What are your thoughts on the battery recycling space?
I think it’s a hugely important piece of the ecosystem. In the long run, you think about energy and society and how it fits into society. Once every car on the road in the U.S. is electric, what you’re going to be doing is essentially recycling all of the metals in those battery packs to produce the new cars. And you will stop almost entirely digging up new metals out of the ground, even for EVs. So you can see a path to true sustainability, where you stopped digging shit out of the Earth, and you’re using energy from the sun and the wind to recycle all the critical components, remanufacture them and put those battery packs into new vehicles.
Recycling is important today because there’s a huge amount of scrap that comes out of these factories that they recycle, and it’s insanely important to sort of have a full closed loop in the decades to come. Today, cathode costs are quite high, partly because the cost of new nickel is really high. But if you are a carmaker, and you put nickel in cars but then it comes back to you, you’ve closed the loop on nickel and that is a tremendous way to lower the cost of EVs. It’s way better than digging nickel up out of the earth, pulling up these giant rocks and leaching just 2% of nickel out of these rocks.
It’s going to be a game changer, and capitalism will force the implementation of closed-loop recycling on all electric vehicles, not government regulation.

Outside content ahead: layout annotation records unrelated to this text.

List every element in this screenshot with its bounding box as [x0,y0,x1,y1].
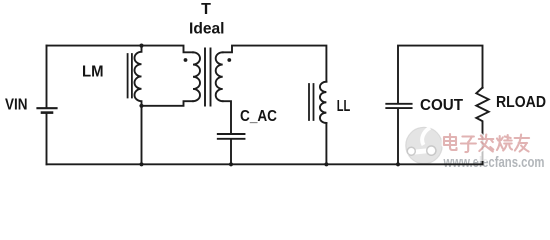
svg-text:VIN: VIN [5,97,28,114]
watermark logo [406,127,442,163]
wire LM bottom down [141,106,143,165]
watermark chinese text 电子发烧友 [444,134,529,152]
wire secondary bottom stub to C_AC [223,101,231,133]
node junction dot LL bottom rail [324,162,328,166]
capacitor C_AC [218,133,245,135]
wire LM bottom to primary stub [142,101,194,106]
svg-text:LM: LM [82,64,104,81]
node junction dot LM bottom rail [139,162,143,166]
transformer core lines [205,49,211,106]
LM core lines [128,54,132,98]
node junction dot COUT bottom rail [396,162,400,166]
svg-text:Ideal: Ideal [189,21,225,38]
node junction dot LM mid [139,104,143,108]
phase dot secondary [227,58,231,62]
capacitor COUT [386,103,411,105]
wire secondary top stub to LL [223,46,327,82]
inductor LL coil [320,82,327,123]
inductor LM coil [135,46,142,106]
node junction dot C_AC bottom rail [229,162,233,166]
node junction dot LM top [139,44,143,48]
wire top-left horizontal [47,46,194,53]
svg-text:www.elecfans.com: www.elecfans.com [443,155,545,171]
wire left vertical (VIN branch) [46,46,48,108]
watermark whiteout behind chars [477,150,488,161]
svg-text:LL: LL [337,98,351,115]
wire output loop top [398,46,483,103]
wire LL bottom down [325,123,327,164]
svg-text:RLOAD: RLOAD [496,94,546,111]
LL core lines [309,84,314,120]
transformer T primary winding [193,52,200,101]
battery VIN source [38,107,57,109]
svg-text:C_AC: C_AC [240,108,277,125]
transformer T secondary winding [216,52,223,101]
wire bottom rail [47,163,483,165]
svg-text:COUT: COUT [420,97,463,114]
phase dot primary [184,58,188,62]
svg-text:T: T [201,1,211,18]
resistor RLOAD zigzag [476,88,488,165]
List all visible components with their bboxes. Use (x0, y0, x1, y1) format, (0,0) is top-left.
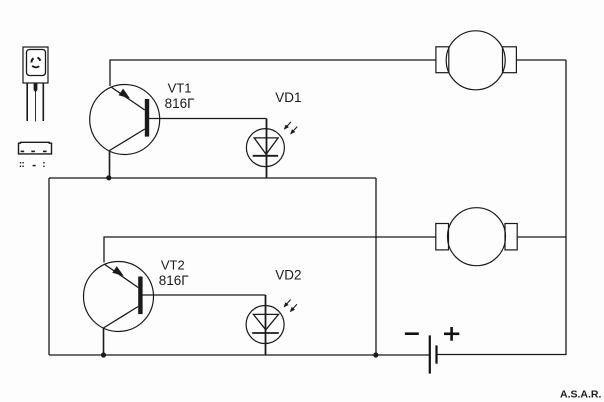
photodiode VD2 (246, 300, 297, 344)
battery GB1 (430, 335, 437, 373)
transistor VT1 (90, 85, 160, 155)
wire VD2 vertical (265, 295, 267, 355)
svg-text:816Г: 816Г (159, 273, 190, 288)
svg-text:VD1: VD1 (275, 90, 301, 105)
wire motor M1 to right rail (517, 59, 567, 61)
wire motor M2 right lead (517, 236, 566, 238)
battery plus sign (444, 327, 459, 341)
wire middle rail (49, 177, 376, 179)
svg-text:VT2: VT2 (161, 257, 185, 272)
junction dot VT1 collector on middle rail (106, 175, 111, 180)
motor M1 (436, 31, 517, 90)
motor M2 (436, 208, 517, 266)
wire battery to bottom right corner (437, 354, 566, 356)
junction dot VT2 collector on bottom rail (101, 352, 106, 357)
wire VT2 emitter riser and rail to motor M2 (104, 237, 436, 263)
battery minus sign (405, 332, 419, 335)
wire VT2 collector drop (103, 328, 105, 355)
photodiode VD1 (246, 122, 297, 167)
svg-text:A.S.A.R.: A.S.A.R. (560, 389, 602, 401)
svg-text:816Г: 816Г (165, 96, 196, 111)
wire bottom rail (49, 354, 429, 356)
wire VT1 emitter riser and top rail to motor M1 (110, 60, 436, 86)
wire right rail (565, 60, 567, 355)
wire VT2 base lead to VD2 (143, 294, 266, 296)
svg-text:VD2: VD2 (275, 268, 301, 283)
transistor package bottom view (19, 142, 52, 167)
wire left rail (48, 178, 50, 355)
svg-text:VT1: VT1 (168, 80, 192, 95)
transistor package front view (23, 47, 48, 122)
junction dot link wire on bottom rail (373, 352, 378, 357)
wire VT1 base lead to VD1 (149, 118, 267, 120)
wire VT1 collector drop (109, 151, 111, 179)
transistor VT2 (84, 262, 154, 332)
wire vertical link middle rail to bottom rail (375, 178, 377, 355)
wire VD1 vertical (266, 119, 268, 179)
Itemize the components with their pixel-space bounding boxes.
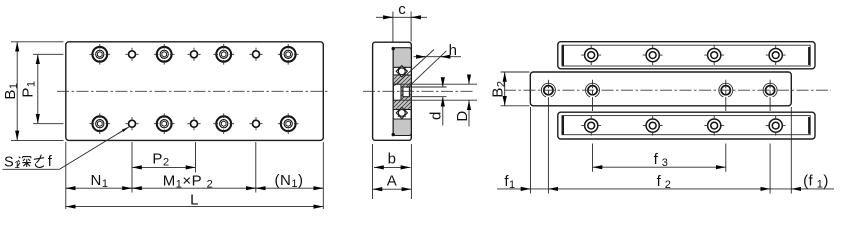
extension lines d and D (402, 84, 477, 100)
label S1 depth f with underline (3, 154, 60, 171)
dimension B1 extension lines (11, 42, 64, 141)
label M1xP2 (163, 173, 213, 191)
center line (left view) (57, 90, 329, 92)
corner dots (392, 47, 395, 136)
dimension B2 extension lines (501, 72, 530, 106)
svg-text:c: c (398, 1, 406, 18)
svg-text:N1: N1 (91, 172, 109, 190)
svg-text:D: D (454, 110, 471, 121)
dimension B1 (2, 42, 20, 141)
extension lines f dims (531, 98, 792, 194)
svg-text:b: b (388, 150, 397, 167)
bottom rail outline (558, 112, 815, 139)
dimension row f1 / f2 / (f1) (497, 188, 834, 190)
top rail outline (558, 42, 815, 69)
counterbore hole row bottom (90, 113, 299, 134)
counterbore hole section (D) (393, 84, 401, 100)
dimension row N1 / M1xP2 / (N1) (66, 187, 324, 189)
rail screw holes bottom (581, 116, 785, 136)
label (N1) (275, 172, 304, 190)
svg-text:A: A (387, 173, 398, 190)
center line (middle view) (363, 90, 474, 92)
svg-text:f: f (48, 154, 53, 170)
center line (right view) (504, 89, 831, 91)
middle slide bar outline (530, 72, 791, 106)
hatching (389, 50, 419, 140)
dimension L (66, 191, 324, 208)
bottom gray rail block (393, 119, 411, 136)
slide threaded holes (541, 80, 777, 101)
extension lines below plate (66, 142, 324, 209)
svg-text:h: h (449, 42, 458, 59)
dimension P1 (20, 54, 38, 123)
dimension c (376, 1, 427, 18)
label N1 (91, 172, 109, 190)
counterbore hole row top (90, 44, 299, 65)
middle gray block (section) (393, 75, 411, 110)
dimension d (428, 78, 445, 126)
svg-text:M1×P 2: M1×P 2 (163, 173, 213, 191)
dimension c extension lines (393, 12, 411, 42)
dimension D (454, 75, 471, 127)
svg-text:L: L (190, 191, 199, 208)
svg-text:P1: P1 (20, 80, 38, 97)
top gray rail block (393, 48, 411, 68)
rail screw holes top (581, 45, 785, 65)
dimension P1 extension lines (33, 54, 64, 123)
dimension h leader diagonals (394, 50, 446, 88)
leader line from S1 label to counterbore hole (60, 127, 129, 169)
plate outline (66, 42, 324, 141)
bottom rail end seals (563, 116, 810, 135)
svg-text:f1: f1 (504, 173, 515, 191)
top rail end seals (563, 45, 810, 65)
outer table outline (373, 42, 412, 140)
svg-text:(f 1): (f 1) (803, 173, 829, 191)
dimension P2 (132, 151, 196, 169)
ball bottom (396, 107, 407, 118)
svg-text:f 3: f 3 (654, 151, 669, 169)
dimension A (373, 173, 412, 190)
label f2 (657, 173, 672, 191)
dimension b (374, 150, 410, 167)
svg-text:d: d (428, 111, 445, 120)
dimension B2 (489, 72, 507, 106)
ball top (396, 66, 407, 77)
dimension h (414, 42, 462, 59)
through hole section (d) (403, 87, 410, 97)
svg-text:(N1): (N1) (275, 172, 304, 190)
label f1 (504, 173, 515, 191)
dimension b extension lines (373, 144, 412, 199)
svg-text:P2: P2 (152, 151, 169, 169)
svg-text:S1: S1 (4, 155, 20, 172)
svg-text:f 2: f 2 (657, 173, 672, 191)
svg-text:B2: B2 (489, 80, 507, 97)
kanji fukasa (depth) simplified strokes (18, 155, 45, 168)
dimension f3 (593, 151, 726, 169)
label (f1) (803, 173, 829, 191)
svg-text:B1: B1 (2, 82, 20, 99)
inner rail divider line (392, 48, 394, 136)
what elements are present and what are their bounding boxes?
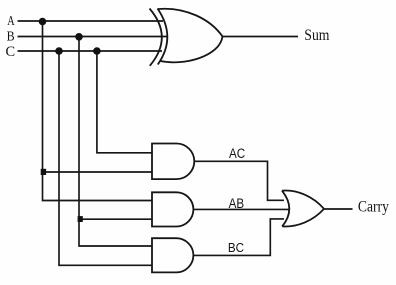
svg-text:B: B [7,30,15,45]
svg-text:BC: BC [228,240,244,255]
svg-text:Sum: Sum [304,27,330,44]
svg-text:AC: AC [229,146,245,161]
svg-text:AB: AB [229,196,245,211]
svg-text:Carry: Carry [358,199,389,216]
svg-text:C: C [6,44,16,60]
svg-text:A: A [7,14,15,29]
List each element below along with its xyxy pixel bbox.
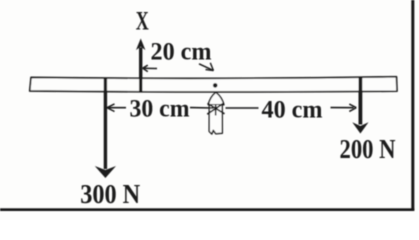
200 N force arrow (downward, right) [358, 77, 362, 125]
svg-text:20 cm: 20 cm [151, 39, 212, 66]
300 N force arrow (downward, left) [104, 78, 107, 170]
svg-text:X: X [136, 6, 149, 35]
svg-text:200 N: 200 N [340, 134, 396, 164]
20 cm dimension slanted arrow toward pivot dot [199, 64, 214, 71]
beam (lever bar) [30, 77, 397, 92]
fulcrum wedge below beam [208, 92, 224, 105]
pivot dot on beam [213, 83, 218, 88]
bottom page border [0, 208, 414, 211]
right page border [411, 0, 414, 211]
20 cm dimension left tick (arrow to X line) [143, 67, 157, 69]
40 cm dimension line (right of pivot) [226, 107, 259, 109]
svg-text:40 cm: 40 cm [262, 97, 323, 124]
crossing at fulcrum (arrowheads X) [207, 103, 224, 116]
30 cm dimension line (left of pivot) [107, 107, 126, 109]
svg-text:300 N: 300 N [80, 179, 140, 209]
force X arrow (upward) [139, 48, 142, 93]
support post below fulcrum [209, 105, 222, 134]
svg-text:30 cm: 30 cm [130, 96, 190, 123]
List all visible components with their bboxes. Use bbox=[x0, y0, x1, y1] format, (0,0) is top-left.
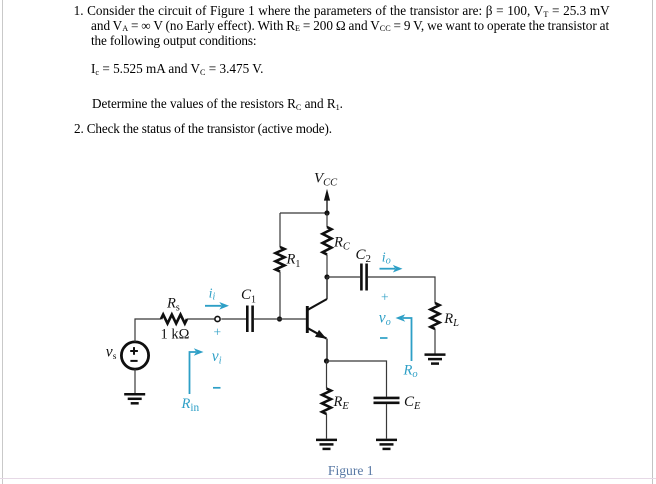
source vs bbox=[106, 342, 149, 369]
svg-text:VCC: VCC bbox=[314, 171, 338, 189]
svg-text:io: io bbox=[382, 250, 391, 266]
wire C2 to output corner bbox=[368, 277, 435, 303]
wire Rs to node bbox=[187, 318, 215, 320]
svg-text:1 kΩ: 1 kΩ bbox=[161, 326, 190, 342]
svg-text:RL: RL bbox=[443, 311, 459, 329]
capacitor C1 bbox=[241, 287, 256, 332]
power VCC label bbox=[314, 171, 338, 189]
svg-text:+: + bbox=[214, 325, 222, 340]
wire top rail bbox=[280, 212, 327, 214]
arrow Rin bbox=[190, 348, 204, 394]
wire R1 top bbox=[279, 213, 281, 247]
label vi minus bbox=[213, 387, 221, 389]
resistor RL bbox=[431, 303, 460, 329]
resistor RE bbox=[322, 389, 349, 415]
wire vs to ground bbox=[134, 369, 136, 393]
ground under vs bbox=[124, 394, 145, 403]
wire RL to ground bbox=[434, 329, 436, 354]
svg-text:Rs: Rs bbox=[166, 296, 180, 314]
wire RC top bbox=[326, 213, 328, 227]
node input (open) bbox=[215, 316, 220, 321]
svg-text:C1: C1 bbox=[241, 287, 256, 306]
capacitor C2 bbox=[356, 247, 372, 291]
arrow Ro bbox=[396, 314, 412, 361]
resistor RC bbox=[323, 227, 351, 255]
ground under CE bbox=[376, 440, 397, 449]
svg-text:+: + bbox=[381, 290, 389, 305]
wire collector to C2 bbox=[327, 276, 360, 278]
wire RC bottom bbox=[326, 255, 328, 278]
svg-text:Ro: Ro bbox=[403, 362, 418, 380]
power VCC arrow bbox=[324, 189, 330, 213]
node junction collector bbox=[324, 274, 329, 279]
resistor Rs bbox=[161, 296, 190, 343]
svg-text:vs: vs bbox=[106, 344, 117, 362]
node junction emitter bbox=[324, 358, 329, 363]
wire node to C1 bbox=[221, 318, 246, 320]
svg-text:vo: vo bbox=[379, 310, 391, 329]
resistor R1 bbox=[276, 247, 301, 272]
wire RE to ground bbox=[326, 414, 328, 439]
svg-text:C2: C2 bbox=[356, 247, 372, 265]
capacitor CE bbox=[374, 394, 422, 412]
svg-text:R1: R1 bbox=[286, 252, 301, 271]
wire emitter to CE bbox=[327, 361, 387, 397]
wire C1 to base bbox=[254, 318, 306, 320]
svg-text:ii: ii bbox=[209, 286, 216, 302]
label io current bbox=[380, 250, 403, 272]
svg-text:RC: RC bbox=[333, 235, 351, 253]
paragraph text bbox=[74, 3, 610, 19]
label vo minus bbox=[380, 337, 388, 339]
wire vs to input rail bbox=[135, 319, 161, 342]
label ii current bbox=[205, 286, 229, 309]
svg-text:RE: RE bbox=[333, 394, 350, 412]
node junction top bbox=[324, 210, 329, 215]
svg-text:CE: CE bbox=[404, 394, 421, 412]
svg-text:Figure 1: Figure 1 bbox=[328, 463, 374, 478]
ground under RL bbox=[425, 355, 446, 364]
ground under RE bbox=[316, 440, 337, 449]
node junction base bbox=[277, 316, 282, 321]
wire R1 bottom bbox=[279, 272, 281, 320]
wire CE to ground bbox=[386, 404, 388, 439]
transistor Q1 bbox=[307, 277, 327, 361]
svg-text:Rin: Rin bbox=[181, 396, 200, 414]
wire emitter to RE bbox=[326, 361, 328, 389]
svg-text:vi: vi bbox=[212, 348, 222, 367]
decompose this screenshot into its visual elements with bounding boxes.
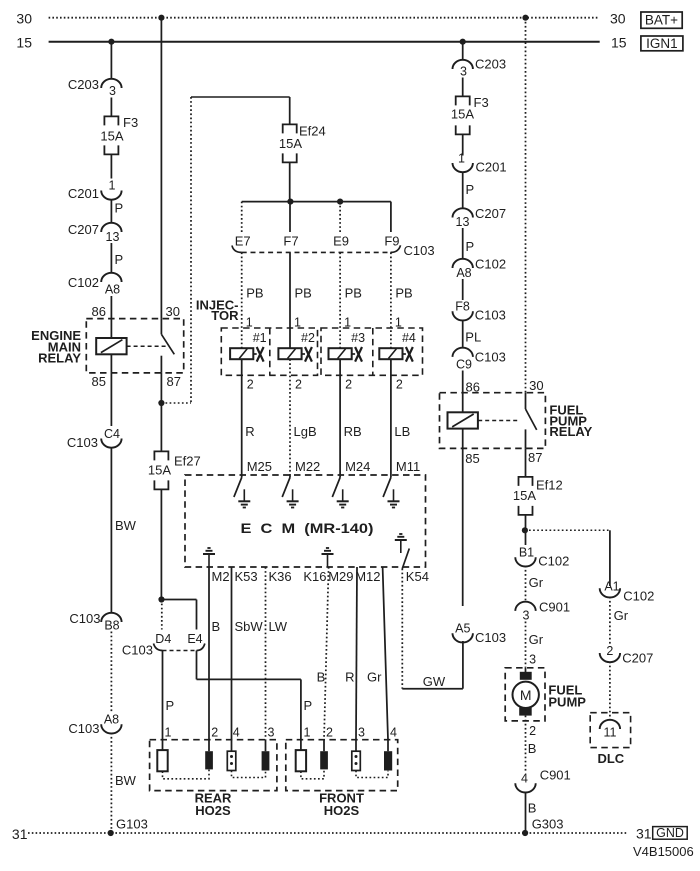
svg-text:C102: C102: [475, 257, 506, 272]
svg-text:K36: K36: [269, 569, 292, 584]
svg-text:C103: C103: [69, 611, 100, 626]
svg-text:R: R: [245, 424, 254, 439]
svg-text:30: 30: [16, 11, 32, 27]
svg-text:SbW: SbW: [235, 619, 264, 634]
svg-text:30: 30: [529, 378, 543, 393]
svg-text:C103: C103: [67, 435, 98, 450]
svg-text:LW: LW: [269, 619, 288, 634]
svg-text:BW: BW: [115, 773, 137, 788]
svg-text:M29: M29: [328, 569, 353, 584]
svg-text:2: 2: [529, 724, 536, 738]
svg-text:C207: C207: [622, 651, 653, 666]
svg-text:4: 4: [521, 772, 528, 786]
svg-text:3: 3: [460, 65, 467, 79]
svg-text:30: 30: [610, 11, 626, 27]
svg-text:13: 13: [106, 230, 120, 244]
svg-text:M25: M25: [247, 459, 272, 474]
svg-text:87: 87: [528, 450, 542, 465]
svg-text:C207: C207: [68, 222, 99, 237]
svg-text:M: M: [520, 687, 532, 703]
svg-text:A8: A8: [456, 266, 471, 280]
svg-text:PB: PB: [295, 286, 312, 301]
svg-text:C901: C901: [540, 768, 571, 783]
svg-text:C4: C4: [104, 427, 120, 441]
svg-text:RB: RB: [344, 424, 362, 439]
svg-text:K16: K16: [303, 569, 326, 584]
svg-text:C103: C103: [475, 630, 506, 645]
svg-text:31: 31: [636, 825, 652, 841]
svg-text:#1: #1: [253, 331, 267, 345]
svg-text:C102: C102: [623, 589, 654, 604]
svg-text:A8: A8: [105, 283, 120, 297]
svg-text:3: 3: [358, 726, 365, 740]
svg-text:3: 3: [529, 653, 536, 667]
svg-text:2: 2: [247, 378, 254, 392]
svg-text:Ef12: Ef12: [536, 478, 563, 493]
svg-text:PB: PB: [345, 286, 362, 301]
svg-text:86: 86: [92, 304, 106, 319]
svg-text:30: 30: [166, 304, 180, 319]
svg-text:13: 13: [456, 215, 470, 229]
svg-text:GND: GND: [656, 826, 684, 840]
svg-text:K53: K53: [235, 569, 258, 584]
svg-text:B: B: [212, 619, 221, 634]
svg-text:C201: C201: [476, 159, 507, 174]
svg-text:31: 31: [12, 826, 28, 842]
svg-text:GW: GW: [423, 674, 446, 689]
svg-text:P: P: [304, 698, 313, 713]
svg-text:P: P: [115, 201, 124, 216]
svg-text:C103: C103: [68, 721, 99, 736]
svg-text:3: 3: [268, 726, 275, 740]
svg-text:2: 2: [326, 726, 333, 740]
svg-text:RELAY: RELAY: [549, 424, 592, 439]
svg-text:BAT+: BAT+: [645, 13, 678, 28]
svg-text:#2: #2: [301, 331, 315, 345]
svg-text:PUMP: PUMP: [548, 694, 586, 709]
svg-text:15: 15: [611, 35, 627, 51]
svg-text:M2: M2: [212, 569, 230, 584]
svg-text:Gr: Gr: [614, 608, 629, 623]
svg-text:LB: LB: [394, 424, 410, 439]
svg-text:P: P: [166, 698, 175, 713]
svg-text:E C M (MR-140): E C M (MR-140): [241, 520, 374, 536]
svg-text:2: 2: [606, 644, 613, 658]
svg-text:C102: C102: [68, 275, 99, 290]
svg-text:C901: C901: [539, 600, 570, 615]
svg-text:HO2S: HO2S: [324, 803, 360, 818]
svg-text:87: 87: [167, 374, 181, 389]
svg-text:F3: F3: [474, 95, 489, 110]
svg-text:15A: 15A: [513, 488, 536, 503]
svg-text:PB: PB: [395, 286, 412, 301]
svg-text:2: 2: [396, 378, 403, 392]
svg-text:1: 1: [109, 179, 116, 193]
svg-text:Gr: Gr: [529, 575, 544, 590]
svg-text:Gr: Gr: [367, 670, 382, 685]
svg-text:IGN1: IGN1: [646, 36, 678, 51]
svg-text:85: 85: [92, 374, 106, 389]
svg-text:R: R: [345, 670, 354, 685]
svg-text:B: B: [528, 801, 537, 816]
svg-text:C103: C103: [404, 243, 435, 258]
svg-text:15: 15: [16, 35, 32, 51]
svg-text:Gr: Gr: [529, 632, 544, 647]
svg-text:3: 3: [109, 84, 116, 98]
svg-text:#4: #4: [402, 331, 416, 345]
svg-text:B: B: [317, 670, 326, 685]
svg-text:RELAY: RELAY: [38, 351, 81, 366]
svg-text:1: 1: [304, 726, 311, 740]
svg-text:15A: 15A: [100, 128, 123, 143]
svg-text:P: P: [466, 182, 475, 197]
svg-text:15A: 15A: [279, 136, 302, 151]
svg-text:C103: C103: [475, 307, 506, 322]
svg-text:M22: M22: [295, 459, 320, 474]
svg-text:15A: 15A: [451, 107, 474, 122]
svg-text:Ef27: Ef27: [174, 454, 201, 469]
svg-text:C201: C201: [68, 186, 99, 201]
svg-text:C9: C9: [456, 358, 472, 372]
svg-text:15A: 15A: [148, 463, 171, 478]
svg-text:C103: C103: [122, 643, 153, 658]
svg-text:DLC: DLC: [597, 751, 624, 766]
svg-text:G303: G303: [532, 817, 564, 832]
svg-text:C103: C103: [475, 350, 506, 365]
svg-text:F3: F3: [123, 115, 138, 130]
svg-text:C207: C207: [475, 206, 506, 221]
svg-text:G103: G103: [116, 817, 148, 832]
svg-text:P: P: [466, 239, 475, 254]
svg-text:V4B15006: V4B15006: [633, 844, 694, 859]
svg-text:Ef24: Ef24: [299, 124, 326, 139]
svg-text:F9: F9: [384, 234, 399, 249]
svg-text:BW: BW: [115, 518, 137, 533]
svg-text:3: 3: [523, 609, 530, 623]
svg-text:4: 4: [390, 726, 397, 740]
svg-text:11: 11: [604, 726, 617, 740]
svg-text:LgB: LgB: [294, 424, 317, 439]
svg-text:PB: PB: [246, 286, 263, 301]
svg-text:K54: K54: [406, 569, 429, 584]
svg-text:M24: M24: [345, 459, 370, 474]
svg-text:C203: C203: [475, 57, 506, 72]
svg-text:B8: B8: [104, 619, 119, 633]
svg-text:2: 2: [295, 378, 302, 392]
svg-text:M12: M12: [355, 569, 380, 584]
svg-text:4: 4: [233, 726, 240, 740]
svg-text:2: 2: [345, 378, 352, 392]
svg-text:A5: A5: [455, 622, 470, 636]
svg-text:E4: E4: [187, 632, 202, 646]
svg-text:1: 1: [458, 152, 465, 166]
svg-text:PL: PL: [465, 330, 481, 345]
svg-text:M11: M11: [396, 459, 420, 474]
svg-text:P: P: [115, 252, 124, 267]
svg-text:2: 2: [211, 726, 218, 740]
svg-text:HO2S: HO2S: [195, 803, 231, 818]
svg-text:B: B: [528, 741, 537, 756]
svg-text:1: 1: [165, 726, 172, 740]
svg-text:TOR: TOR: [211, 308, 239, 323]
svg-text:D4: D4: [155, 632, 171, 646]
svg-text:A1: A1: [604, 580, 619, 594]
svg-text:A8: A8: [104, 713, 119, 727]
svg-text:C203: C203: [68, 77, 99, 92]
svg-text:#3: #3: [351, 331, 365, 345]
svg-text:B1: B1: [519, 546, 534, 560]
svg-text:F7: F7: [283, 234, 298, 249]
svg-text:E9: E9: [333, 234, 349, 249]
svg-text:F8: F8: [455, 300, 470, 314]
svg-text:E7: E7: [235, 234, 251, 249]
svg-text:C102: C102: [538, 554, 569, 569]
svg-text:85: 85: [465, 451, 479, 466]
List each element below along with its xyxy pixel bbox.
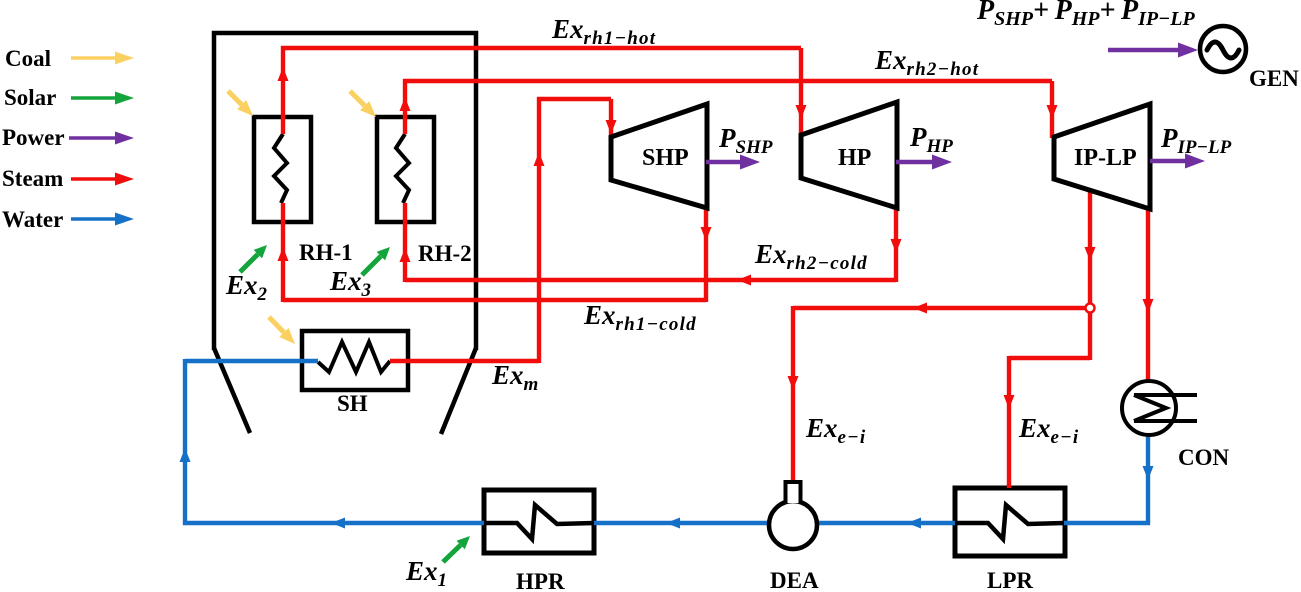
svg-text:RH-1: RH-1 [299, 240, 353, 265]
svg-text:SHP: SHP [642, 145, 689, 171]
svg-text:SH: SH [337, 391, 368, 416]
svg-text:CON: CON [1178, 445, 1230, 470]
svg-text:LPR: LPR [987, 568, 1033, 592]
svg-text:Power: Power [2, 125, 65, 150]
svg-text:IP-LP: IP-LP [1074, 145, 1137, 171]
svg-text:HPR: HPR [516, 569, 565, 592]
svg-text:RH-2: RH-2 [418, 241, 472, 266]
svg-text:Steam: Steam [2, 166, 63, 191]
svg-text:HP: HP [838, 145, 871, 171]
svg-text:GEN: GEN [1249, 66, 1299, 91]
svg-text:Solar: Solar [4, 85, 56, 110]
svg-text:Water: Water [2, 207, 63, 232]
svg-text:Coal: Coal [5, 46, 51, 71]
svg-text:DEA: DEA [770, 568, 819, 592]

We do this already for lead acid batteries, in part because they’re toxic, but the systems already exist and now the economics are going to drive it to be a very valuable business.
It’s going to take decades before we change the system. You need to get enough nickel first to make enough batteries so that every car on the road is electric, but once that happened, then every sort of remanufactured electric is going to be even cheaper and more sustainable.
When do you think we’ll get there?
In 15 years, we’re not going to have a fully closed loop, but I think you’ll have the first 100,000 EVs that come off the roads and some carmaker is gonna make a really big deal out of making battery packs with fully remanufactured metals. Probably closer to 30 years from now you’ll actually have that across all vehicles. Because even if we actually get to 100% of new cars sold being EVs in 2035, it’ll take another 15 years after that to get ICE vehicles out of circulation.